After the collapse of Socialist Federal Republic of Yugoslavia in 1992, the Kosovan assembly wasted no time in setting about the creation of the Kosovan Olympic Committee. Following a violent history under the former Socialist Republic, this was the ultimate act of defiance.
Sadly, tensions between the Serbs and Kosovans meant it would be 16 more years until the country began to have its independence recognized. Even then, in 2008, it would take another six years for the Olympic committee to recognize the body, and it will be yet another year before Kosovan athletes will be allowed to compete under their own national flag.
That long-awaited event will be the Olympic games held in Rio 2016, and Jane Stockdale has taken on the project of documenting the athletes as they prepare for Kosovo's first ever games. As she emphasizes, the project is a work-in-progress, but the fruits of her labor so far give a colorful look behind the scenes of an event of national significance.
I caught up with Jane to ask about her first impressions of the country and what she intends to do next.
VICE: Hey Jane, hanging out with the Kosovan Olympic team is a pretty special privilege. How did that come about?
Jane Stockdale: A few years ago I went back to school to study International Relations part-time at Cambridge University, I found it a really eye-opening experience. Back in 2012, we were invited on a field trip to Kosovo to learn about the country. At the time, the Olympics were coming up but Kosovo wasn't allowed to compete in London 2012—many of their top athletes were forced to compete for Albania instead. Ever since then, I've been following Kosovo's journey to the Olympic Games. I wanted to document this story because I know it's such a big deal for the country.

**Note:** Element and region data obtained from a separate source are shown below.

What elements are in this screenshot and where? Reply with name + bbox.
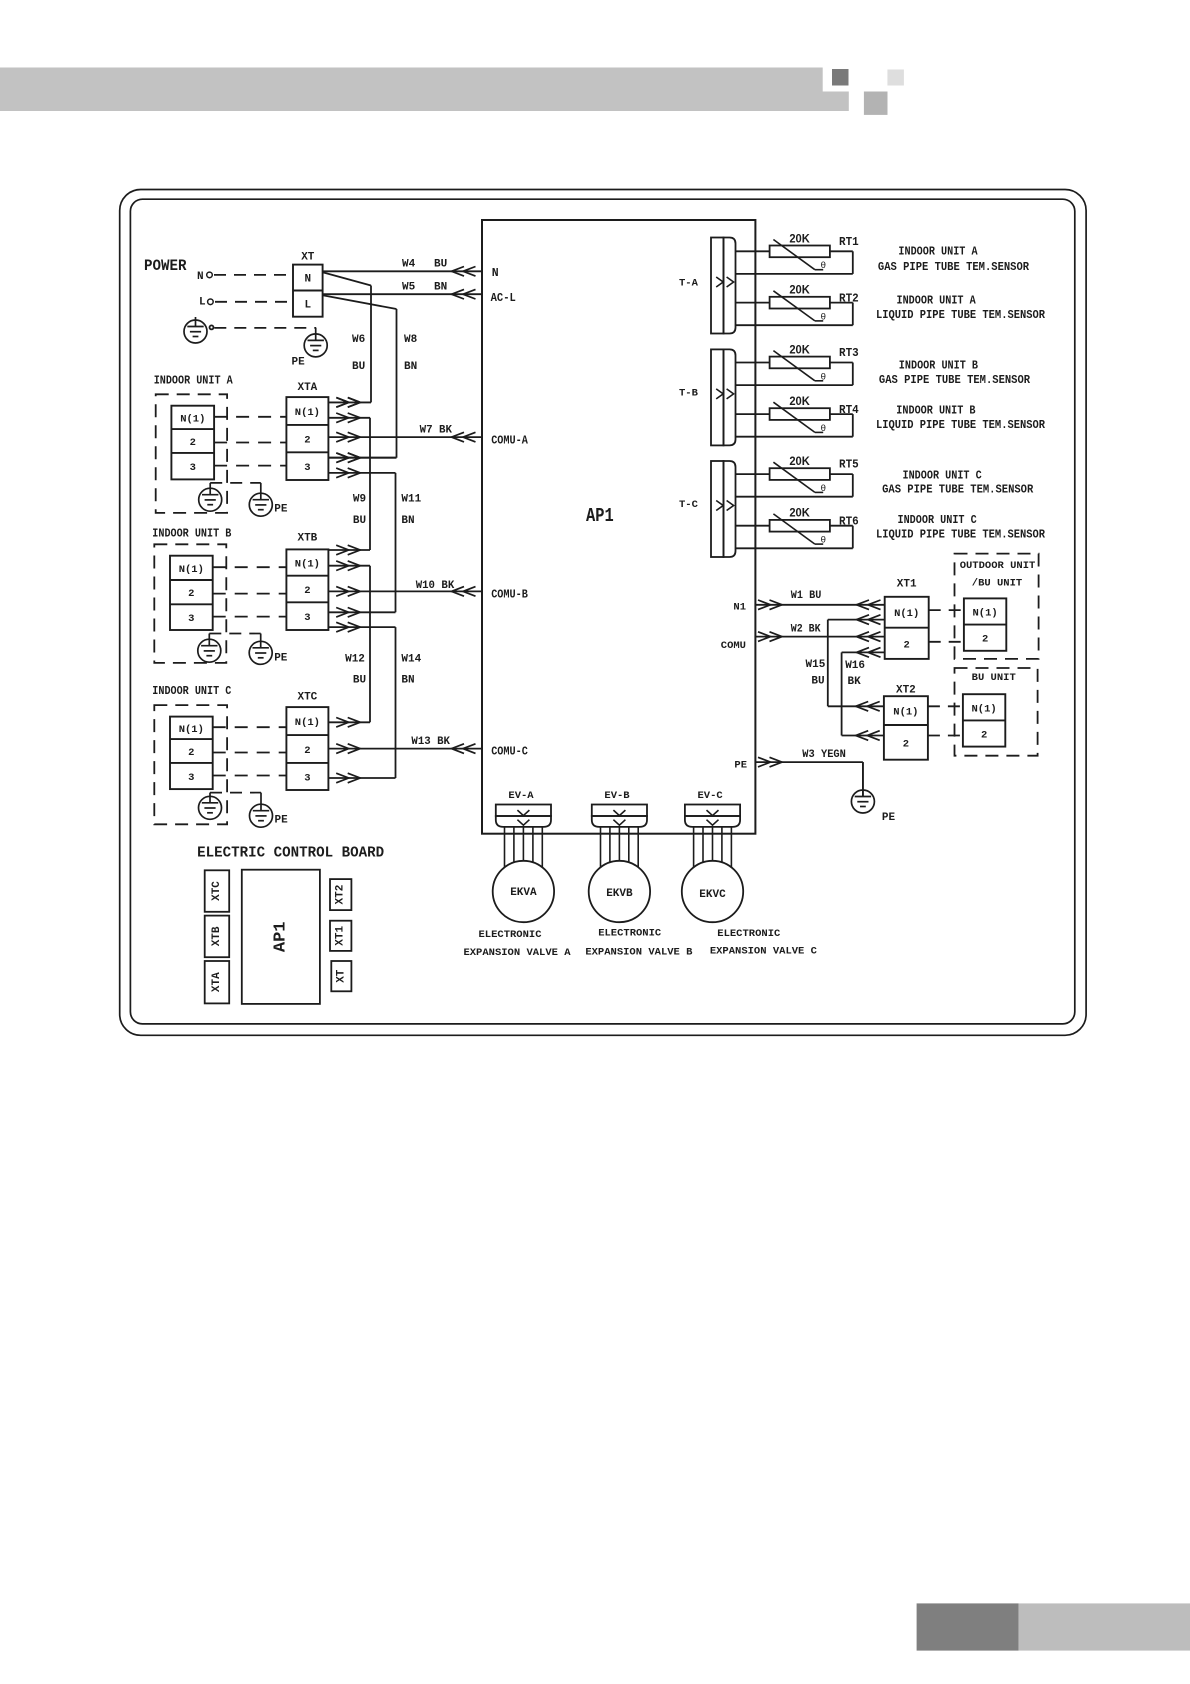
svg-text:XT1: XT1 [897,579,917,591]
connector T-C [711,461,724,557]
svg-text:3: 3 [304,612,310,624]
svg-text:XT2: XT2 [335,885,347,905]
wire RT4 return [830,413,853,415]
svg-text:EKVA: EKVA [510,887,537,899]
ground PE C [250,804,273,827]
wire W5 BN [323,293,482,295]
svg-text:ELECTRONIC: ELECTRONIC [717,928,781,940]
svg-text:INDOOR UNIT C: INDOOR UNIT C [152,685,231,698]
svg-text:AP1: AP1 [271,921,290,952]
svg-text:XTB: XTB [211,926,223,946]
connector arrows W7 left [336,432,349,442]
terminal block XTC [286,707,328,790]
wire W13 BK (XTC 2 to COMU-C) [328,748,482,750]
svg-text:INDOOR UNIT B: INDOOR UNIT B [899,360,978,373]
terminal block outdoor unit [964,598,1006,650]
svg-text:RT3: RT3 [839,346,859,360]
terminal block XT2 [884,696,928,760]
svg-text:W1 BU: W1 BU [791,590,822,602]
connector arrows XTB N(1) in [336,545,349,555]
board connector XTC [205,870,230,912]
connector arrows XTC N(1) in [336,718,349,728]
svg-text:2: 2 [904,640,910,652]
svg-text:2: 2 [190,437,196,449]
connector arrows XTA N(1) in [336,398,349,408]
svg-text:L: L [199,297,206,309]
wire RT3 lead [736,362,770,364]
connector arrows W10 right [463,587,476,597]
svg-text:COMU: COMU [721,640,746,652]
connector arrows W16 lower [867,731,880,741]
svg-text:2: 2 [188,747,194,759]
connector arrows W10 left [336,587,349,597]
ground indoor B [198,639,221,662]
svg-text:XT1: XT1 [335,926,347,946]
connector arrows W13 left [336,744,349,754]
ground power earth [184,320,207,343]
connector arrows W15 upper [868,615,881,625]
thermistor RT6 [770,520,830,532]
wires EV-A to EKVA [504,827,506,867]
indoor unit B dashed enclosure [154,544,226,663]
svg-text:PE: PE [734,760,747,772]
svg-text:ELECTRIC CONTROL BOARD: ELECTRIC CONTROL BOARD [197,845,384,862]
svg-text:2: 2 [981,730,987,742]
connector EV-A [496,805,551,817]
svg-text:2: 2 [982,634,988,646]
svg-text:20K: 20K [789,396,810,408]
svg-text:LIQUID PIPE TUBE TEM.SENSOR: LIQUID PIPE TUBE TEM.SENSOR [876,419,1045,432]
svg-text:BU: BU [353,674,366,686]
svg-text:INDOOR UNIT B: INDOOR UNIT B [896,405,975,418]
connector arrows W13 right [463,744,476,754]
svg-text:20K: 20K [789,508,810,520]
wire stub XTB N(1) out [328,565,370,567]
ground PE (W3) [851,790,874,813]
svg-text:N(1): N(1) [893,707,918,719]
svg-text:XTA: XTA [211,972,223,992]
ground indoor C [199,796,222,819]
svg-text:N(1): N(1) [180,413,205,425]
connector arrows T-B [716,389,723,399]
wire dashed earth to PE [214,327,316,329]
connector arrows W8 [336,453,349,463]
svg-text:W10 BK: W10 BK [416,580,455,592]
wire W11 BN (XTA to XTB) [395,473,397,612]
thermistor RT2 [770,297,830,309]
connector arrows XTB N(1) out [336,561,349,571]
svg-text:N(1): N(1) [295,407,320,419]
svg-text:LIQUID PIPE TUBE TEM.SENSOR: LIQUID PIPE TUBE TEM.SENSOR [876,528,1045,541]
svg-text:W14: W14 [401,653,421,665]
svg-text:GAS PIPE TUBE TEM.SENSOR: GAS PIPE TUBE TEM.SENSOR [878,261,1029,274]
svg-text:N: N [304,274,311,286]
wire RT1 lead [736,250,770,252]
svg-text:20K: 20K [789,233,810,245]
svg-text:W13 BK: W13 BK [411,736,450,748]
svg-text:W12: W12 [345,653,365,665]
wire dashed A N(1) [214,416,286,418]
svg-text:3: 3 [304,462,310,474]
svg-text:N(1): N(1) [295,559,320,571]
svg-text:θ: θ [821,260,826,271]
svg-text:EXPANSION VALVE A: EXPANSION VALVE A [463,947,571,959]
svg-text:N: N [492,267,499,280]
connector arrows W2 (XT1 side) [868,632,881,642]
wire dashed C 2 [213,752,287,754]
svg-text:PE: PE [275,815,289,827]
svg-text:OUTDOOR UNIT: OUTDOOR UNIT [960,560,1036,572]
wire W7 BK (XTA 2 to COMU-A) [328,436,482,438]
svg-text:N: N [197,271,204,283]
wire W10 BK (XTB 2 to COMU-B) [328,590,482,592]
wire RT6 return [830,525,853,527]
svg-text:RT5: RT5 [839,458,859,472]
svg-text:T-B: T-B [679,387,699,399]
wire RT5 lead [736,473,770,475]
svg-text:θ: θ [821,535,826,546]
svg-text:EKVC: EKVC [699,889,726,901]
PCB AP1 [482,220,755,834]
wire W2 BK [755,636,884,638]
svg-text:GAS PIPE TUBE TEM.SENSOR: GAS PIPE TUBE TEM.SENSOR [879,374,1030,387]
svg-text:INDOOR UNIT C: INDOOR UNIT C [898,514,977,527]
svg-text:AC-L: AC-L [491,292,516,305]
wire stub XTA 3 in [328,457,396,459]
terminal block BU unit [963,694,1005,746]
svg-text:2: 2 [304,745,310,757]
svg-text:BU UNIT: BU UNIT [972,672,1016,684]
expansion valve EKVA [493,861,554,922]
svg-text:BN: BN [404,361,417,373]
svg-text:EV-A: EV-A [508,790,534,802]
svg-text:W6: W6 [352,334,365,346]
connector EV-C [685,805,740,817]
svg-text:EXPANSION VALVE B: EXPANSION VALVE B [585,947,693,959]
svg-text:20K: 20K [789,285,810,297]
svg-text:N(1): N(1) [179,564,204,576]
svg-text:EV-B: EV-B [604,790,630,802]
wire dashed C 3 [213,775,287,777]
wire W8 BN (XT L to XTA) [323,295,397,309]
svg-text:XTC: XTC [211,881,223,901]
terminal block XTB [286,549,328,630]
connector arrows W2 (AP1 side) [758,632,771,642]
wire RT2 lead [736,302,770,304]
svg-text:/BU UNIT: /BU UNIT [972,578,1022,590]
svg-text:2: 2 [188,588,194,600]
thermistor RT3 [770,357,830,369]
wire dashed A 3 [214,465,286,467]
wire W15 BU (XT1 to XT2) [828,619,885,621]
svg-text:XTB: XTB [297,533,317,545]
svg-text:BK: BK [848,676,862,688]
svg-text:3: 3 [190,462,196,474]
wire dashed A 2 [214,442,286,444]
connector chevrons EV-A [517,810,529,816]
connector EV-B [592,805,647,817]
wire W14 BN (XTB to XTC) [395,627,397,778]
connector arrows XTA 3 out [336,468,349,478]
svg-text:BN: BN [401,515,414,527]
svg-text:2: 2 [304,435,310,447]
terminal block XTA [286,397,328,480]
svg-text:INDOOR UNIT A: INDOOR UNIT A [154,375,233,388]
wire RT3 return [830,362,853,364]
connector arrows W6 [336,398,349,408]
terminal block XT [293,265,323,317]
svg-text:AP1: AP1 [586,505,614,527]
svg-text:θ: θ [821,423,826,434]
connector arrows W5 [463,289,476,299]
svg-text:INDOOR UNIT B: INDOOR UNIT B [152,528,231,541]
connector arrows T-A [716,277,723,287]
svg-text:GAS PIPE TUBE TEM.SENSOR: GAS PIPE TUBE TEM.SENSOR [882,484,1033,497]
wire dashed C N(1) [213,726,287,728]
wire stub XTA N(1) out [328,417,370,419]
svg-text:2: 2 [304,585,310,597]
svg-text:W8: W8 [404,334,418,346]
connector arrows XTC 3 in [336,773,349,783]
wire dashed XT1-outdoor N(1) [929,609,964,611]
svg-text:BN: BN [401,674,414,686]
wire W1 BU [755,604,884,606]
ground indoor A [199,488,222,511]
wire dashed B 2 [213,593,287,595]
wire W16 BK (XT1 to XT2) [842,651,885,653]
svg-text:POWER: POWER [144,257,187,275]
svg-text:W5: W5 [402,282,416,294]
svg-text:INDOOR UNIT A: INDOOR UNIT A [897,295,976,308]
connector arrows W7 right [463,432,476,442]
svg-text:W15: W15 [806,659,826,671]
terminal block indoor A [171,406,214,480]
wire stub XTA 3 out [328,472,395,474]
svg-text:EV-C: EV-C [698,790,724,802]
connector arrows XTB 3 out [336,622,349,632]
wire dashed XT2-BU 2 [928,735,963,737]
connector T-A [711,238,724,334]
connector arrows W3 [758,757,771,767]
terminal block indoor B [170,556,213,630]
svg-text:ELECTRONIC: ELECTRONIC [598,928,662,940]
expansion valve EKVB [589,861,650,922]
ground PE (power) [304,334,327,357]
svg-text:BU: BU [353,515,366,527]
board connector XT1 [330,921,351,951]
connector arrows W16 upper [868,648,881,658]
svg-text:ELECTRONIC: ELECTRONIC [478,929,542,941]
svg-text:COMU-B: COMU-B [491,589,528,602]
svg-text:W4: W4 [402,259,416,271]
svg-text:L: L [304,300,311,312]
wire dashed XT2-BU N(1) [928,705,963,707]
svg-text:N(1): N(1) [894,608,919,620]
wire W3 YEGN [755,761,863,763]
connector arrows W15 lower [867,702,880,712]
svg-text:INDOOR UNIT C: INDOOR UNIT C [903,470,982,483]
svg-text:RT1: RT1 [839,235,859,249]
connector arrows XTA 3 in [336,453,349,463]
svg-text:20K: 20K [789,344,810,356]
svg-text:LIQUID PIPE TUBE TEM.SENSOR: LIQUID PIPE TUBE TEM.SENSOR [876,309,1045,322]
svg-text:INDOOR UNIT A: INDOOR UNIT A [898,245,977,258]
svg-text:W11: W11 [401,493,421,505]
svg-text:N1: N1 [733,602,746,614]
svg-text:N(1): N(1) [295,717,320,729]
wire RT6 lead [736,525,770,527]
BU unit dashed enclosure [955,668,1038,756]
wire W6 BU (XT N to XTA) [323,272,371,285]
thermistor RT1 [770,246,830,258]
connector arrows XTB 3 in [336,608,349,618]
svg-text:COMU-A: COMU-A [491,435,528,448]
svg-text:XTC: XTC [297,692,317,704]
indoor unit C dashed enclosure [154,705,227,824]
svg-text:BU: BU [352,361,365,373]
svg-text:PE: PE [882,812,896,824]
thermistor RT5 [770,468,830,480]
thermistor RT4 [770,408,830,420]
wire dashed XT1-outdoor 2 [929,641,964,643]
svg-text:T-A: T-A [679,278,699,290]
svg-text:W3 YEGN: W3 YEGN [802,749,846,761]
svg-text:W2 BK: W2 BK [791,624,821,636]
svg-text:BU: BU [434,259,447,271]
ground PE A [249,493,272,516]
wire RT1 return [830,250,853,252]
svg-text:3: 3 [188,772,194,784]
svg-text:EXPANSION VALVE C: EXPANSION VALVE C [710,946,818,958]
svg-text:3: 3 [304,773,310,785]
connector chevrons EV-B [613,810,625,816]
svg-text:PE: PE [274,653,288,665]
svg-text:W7 BK: W7 BK [420,425,453,437]
wire RT5 return [830,473,853,475]
wires EV-B to EKVB [600,827,602,867]
indoor unit A dashed enclosure [156,394,227,513]
svg-text:N(1): N(1) [971,703,996,715]
svg-text:PE: PE [274,504,288,516]
board connector XTB [205,916,230,958]
ground PE B [249,641,272,664]
wire W9 BU (XTA to XTB) [369,418,371,550]
board connector XT2 [330,879,351,910]
board connector XT [331,961,351,991]
expansion valve EKVC [682,861,743,922]
terminal block indoor C [170,717,213,790]
svg-text:BN: BN [434,282,447,294]
wire dashed B 3 [213,616,287,618]
connector chevrons EV-C [707,810,719,816]
svg-text:COMU-C: COMU-C [491,746,528,759]
wire dashed N to XT [214,274,293,276]
wire stub XTB 3 out [328,626,395,628]
wire W12 BU (XTB to XTC) [369,566,371,723]
svg-text:PE: PE [292,357,306,369]
wire RT2 return [830,302,853,304]
connector arrows W1 (AP1 side) [758,600,771,610]
svg-text:T-C: T-C [679,499,699,511]
svg-text:N(1): N(1) [179,724,204,736]
svg-text:2: 2 [903,739,909,751]
svg-text:W9: W9 [353,493,366,505]
connector arrows W4 [463,267,476,277]
svg-text:XTA: XTA [297,382,317,394]
outdoor unit dashed enclosure [955,554,1039,659]
svg-text:N(1): N(1) [972,608,997,620]
svg-text:W16: W16 [845,660,865,672]
wire stub XTA N(1) in [328,401,371,403]
connector arrows W1 (XT1 side) [868,600,881,610]
terminal block XT1 [885,597,929,659]
svg-text:BU: BU [811,676,824,688]
wire RT4 lead [736,413,770,415]
svg-text:3: 3 [188,613,194,625]
svg-text:EKVB: EKVB [606,888,633,900]
svg-text:XT2: XT2 [896,685,916,697]
wire W4 BU [323,270,482,272]
svg-text:θ: θ [821,312,826,323]
connector arrows XTA N(1) out [336,413,349,423]
svg-text:XT: XT [301,252,315,264]
wire dashed L to XT [215,301,293,303]
svg-text:θ: θ [821,371,826,382]
connector T-B [711,349,724,445]
board connector XTA [205,961,230,1003]
board AP1 [242,870,320,1004]
svg-text:XT: XT [335,969,347,983]
svg-text:θ: θ [821,483,826,494]
wire dashed B N(1) [213,566,287,568]
wires EV-C to EKVC [693,827,695,867]
svg-text:20K: 20K [789,456,810,468]
connector arrows T-C [716,501,723,511]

How has this project differed from previous ones? Is sports photography something you've done much of before or was this new to you?
I shoot a lot of documentary projects and love to shoot sports projects. I did a shoot before with a Team GB sprinter and was really inspired by his philosophy and work ethic. Obviously at Olympic level you have to be technically good, but a lot of it is psychological. We often see athletes in their big moments, but I'm always interested in what goes on behind the scenes.
How do you feel the athletes are dealing with the prospect of their country's first Olympic games? What's the atmosphere like at training?
All the athletes I met are super hard-working, humble, have their heads down, and are just getting on with their jobs. Everyone's excited for Rio. This whole project has been a big collaboration [with the Kosovan Olympic Committee and the athletes] and I love collaborating with those guys. I feel totally inspired hanging out with them.
How would you sum up the Kosovan national character? What has the impact of the country's tumultuous history been on the people you met, if any?
In terms of national character, Kosovan people are super kind, friendly, and will go out of their way to help you. A lot of people think of Kosovo as a war-torn country, but the war ended in 1999. I think there's a real impression they want to move on from the past and focus on the future.
That said, I think sport and the Olympics hold a special place in the Kosovan imagination. Before and during the war, sport in Kosovo was totally suppressed. Because of that, and because Kosovan athletes have never been allowed to compete for their own country before in an Olympic Games, I think Rio 2016 is a really important event and will see the whole country get behind the national team.
What are your plans for the project looking forward?
Just as the athletes are in training for the Olympics, this project is very much a work-in-progress. Our aim is to document the Kosovan Olympic Team all the way to Rio 2016, so we've still got plenty of time yet. It's best to think of this show as Part I of a two-part project. There's much more to see yet.